Fifty people attended a public consultation session this week that asked residents what they want to see in the capital’s next chief. Several people said they would prefer the Ottawa Police Service hire a new chief from outside of the force.
“The search has always been internal and external. It’s been for many years we’ve done both; even if you want to hire internally, it’s good to know what’s out there and you can compare the talent, compare what you’re looking for, compare what the community is looking for,” said Ottawa Police Services Board chair Eli El-Chantiry.
El-Chantiry tells Newstalk 580 CFRA’s “CFRA Live with Andrew Pinsent” there’s “pros and cons” to hiring from inside and outside the service.
“Someone internally will know the organization. There’s the benefit he grew up in the city, he knows the city,” El-Chantiry said.
El-Chantiry notes the Ottawa Police Service had success in the past hiring Vince Bevan and Vern White from outside of the service. Bevan was initially hired as a superintendent, before working his way up to chief.
“If you asked me with the most successful, you can hire from the outside but not be in the chief’s position immediately,” El-Chantiry said Saturday morning.
Chief Peter Sloly resigned as chief during the Freedom Convoy demonstration in February, just over two years after being hired from outside the service. Steve Bell is serving as interim chief.
“There needs to be a big change that takes place,” said one participant at Wednesday’s meeting.
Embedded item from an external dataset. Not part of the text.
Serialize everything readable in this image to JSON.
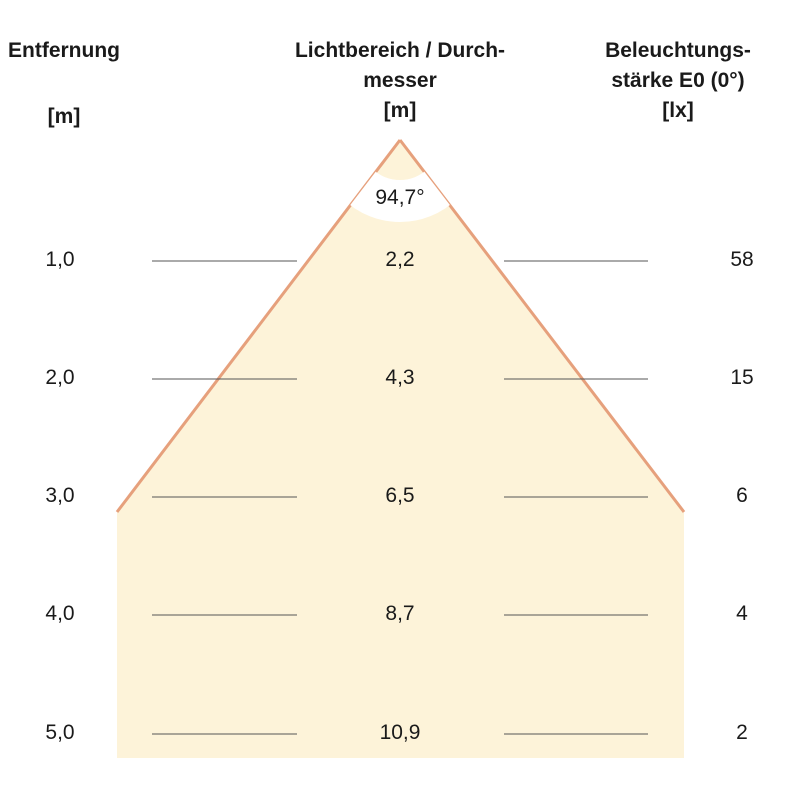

“The next police chief needs to think outside the box and be someone who can solve the problems facing our community.”
Another participant told the public consultation meeting that the service needs someone who is “not afraid to break the egg to make a new omelette.”
A report for the Ottawa Police Services Board in March recommended the service “make the best of use of its time” before the next municipal election by holding community consultation activities to support the recruitment of the new chief.
The chair of the Ottawa Police Services Board says he was disappointed with the turnout for this week’s public consultation on the new police chief, adding it’s important to hear from the community about “this important position.”
“I’m looking for people – the pizza shop owner, the little business, the family with kids involved in illegal activities – we need to hear from parents, from taxpayers,” El-Chantiry said.
El-Chantiry says he believes Bell has helped instill confidence back in the Ottawa Police Service following the Freedom Convoy occupation in February.
“I believe so. From what we hear from the public, they are happy with the whole organization. We had the experience with the motorcycle convoy, and I believe we handled really well,” the councillor said.
“We had the Canada Day celebration, we knew Canada Day celebrations were expecting larger demonstrations, larger convoy to come to the city so we were prepared.
“I believe the interim chief is doing a great job with his team.”
El-Chantiry insists the search for a new Ottawa Police chief is an open process, and that’s why the Ottawa Police Services Board has hired an outside firm to assist the search for a new chief.
The Ottawa Police Service also needs to hire a new deputy chief.